It’s after noon when a few cars arrive outside the community temple at Nadsur Katkariwadi. Vishnu Waghmare peeps to see who has come and says something in Katkari boli. The group of around 15 men and women move out to greet the visitors.
“They have come to pick up labourers in ‘lots’. They are all going to be sitting for negotiations now. Most of our people don’t understand that they are being fooled by these muqaddams [contractors]. They exploit us and we still go back to work for them. I never go to the bhatti,” says 21-year-old Vishnu, who occasionally does odd jobs that come his way in nearby villages.

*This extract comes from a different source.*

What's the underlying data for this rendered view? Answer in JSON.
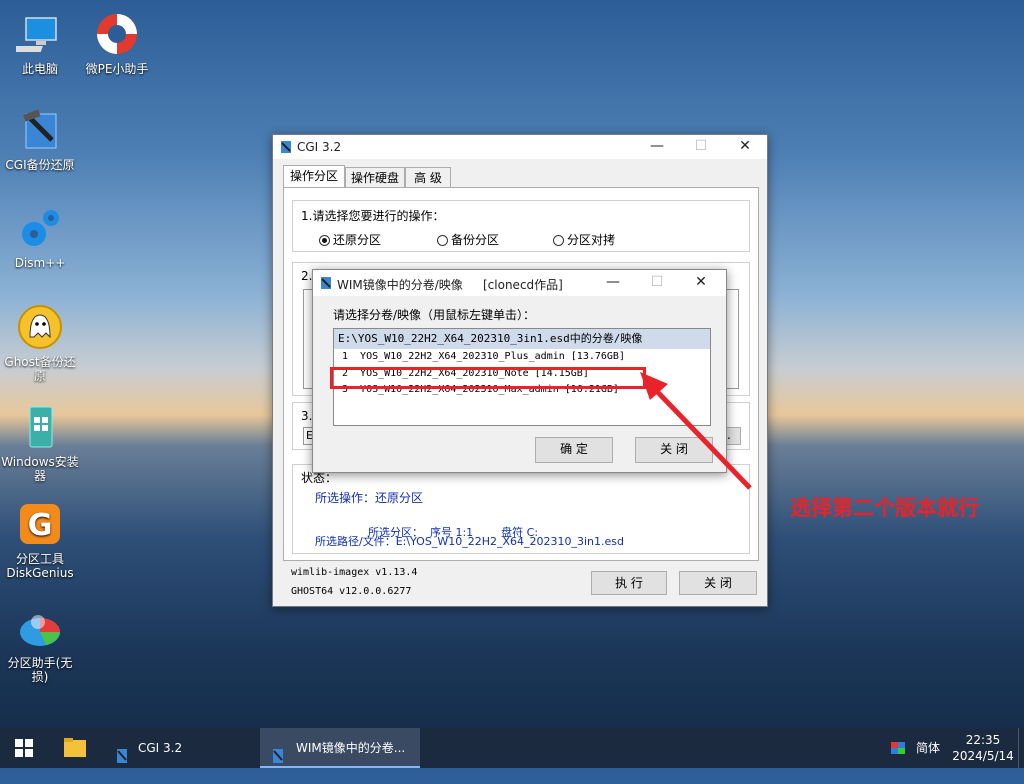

Nadsur Katkariwadi is a hamlet in Nadsur panchayat of Sudhagad block in Maharashtra’s Raigad district (or Raigarh in the Census). Many of the 360 Katkari Adivasis here – a community listed as a Particularly Vulnerable Tribal Group – migrate every year after Diwali, usually by mid-November. They work in the kilns of Andhra Pradesh and Karnataka, and in Chiplun, Amravati and a few other places in Maharashtra. By early June, they return to the hamlet. These bhattis produce charcoal from the wood of babool trees, which is used for barbecues and tandoors in restaurants.
The trucks carrying the workers reach the kilns within Maharashtra after around 18 hours, and take up to 38 hours to reach the other states. At the sites, the Katkaris put up flimsy dwellings on open fields using hay, bamboo and sugarcane waste. They stay in these without electricity or toilets, and in constant fear of wild animals and snakes.